When the app confirms its diagnosis, it activates your phone to upload up to the last 14 days of encryption keys daily to servers controlled by Apple and Google, although they may be charged less depending on when the exposure might have occurred.
If you have the service activated, your phone constantly downloads the daily diagnostic keys that confirmed that people’s devices have published. Your phone then performs cryptographic operations to see if you can match the IDs derived from each key with the Bluetooth IDs captured during the same period covered by the key. If so, it was close and you will receive a notification. (Proximity is a tricky question, due to Bluetooth’s range and how separate devices could measure so closely.) Even without an app installed, you will receive a message from the smartphone’s operating system; With an app, you will receive more detailed instructions.
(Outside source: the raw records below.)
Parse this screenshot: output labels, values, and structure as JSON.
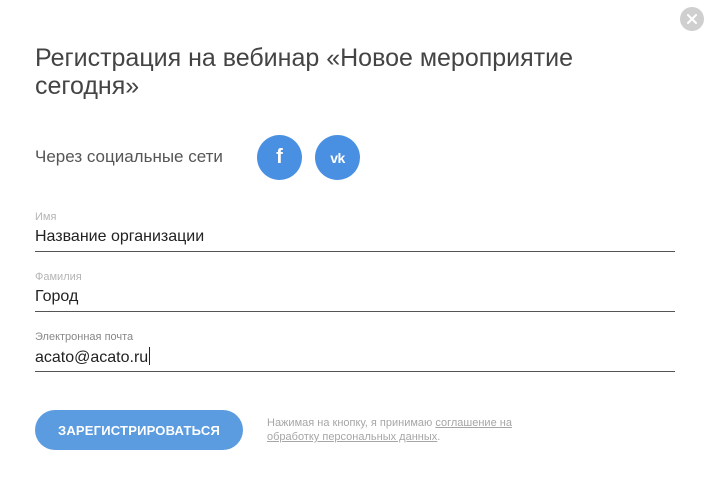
{
  "dialog": {
    "title": "Регистрация на вебинар «Новое мероприятие сегодня»",
    "close_icon": "close-icon"
  },
  "social": {
    "label": "Через социальные сети",
    "buttons": [
      {
        "name": "facebook",
        "glyph": "f",
        "icon": "facebook-icon",
        "color": "#4a90e2"
      },
      {
        "name": "vkontakte",
        "glyph": "vk",
        "icon": "vk-icon",
        "color": "#4a90e2"
      }
    ]
  },
  "form": {
    "fields": [
      {
        "label": "Имя",
        "value": "Название организации"
      },
      {
        "label": "Фамилия",
        "value": "Город"
      },
      {
        "label": "Электронная почта",
        "value": "acato@acato.ru"
      }
    ],
    "submit_label": "ЗАРЕГИСТРИРОВАТЬСЯ"
  },
  "consent": {
    "text": "Нажимая на кнопку, я принимаю ",
    "link_text": "соглашение на обработку персональных данных",
    "suffix": "."
  },
  "colors": {
    "accent": "#5b9be0",
    "social": "#4a90e2",
    "close": "#cfcfcf"
  }
}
At no time does the server know anyone’s name or location, just a set of randomly generated encryption keys; You don’t even get the exact Bluetooth beacons, which could allow someone to identify you from public spaces. In fact, your phone never sends data to the server unless it shows the app that it tested positive for COVID-19. Even if a hacker or overly enthusiastic government agency took over the server, they would not be able to identify users. Because your phone dumps all keys over 14 days, even if your phone is broken it would reveal little information in the long run.
Actually, there would be more than one server, and the process is more complicated. This is a comprehensive outline that shows how Apple and Google are building privacy from the start to avoid the kinds of mistakes made by TechCo.
Apple claims to respect user privacy, and my experience indicates that this is true. I am much more willing to trust a system developed by Apple than one created by any other company or government. It is not that another company or government is trying to abuse the user’s privacy; it’s just that outside of Apple, many organizations lack an understanding of what it means to create privacy from the start or have competing interests that undermine efforts to do the right thing.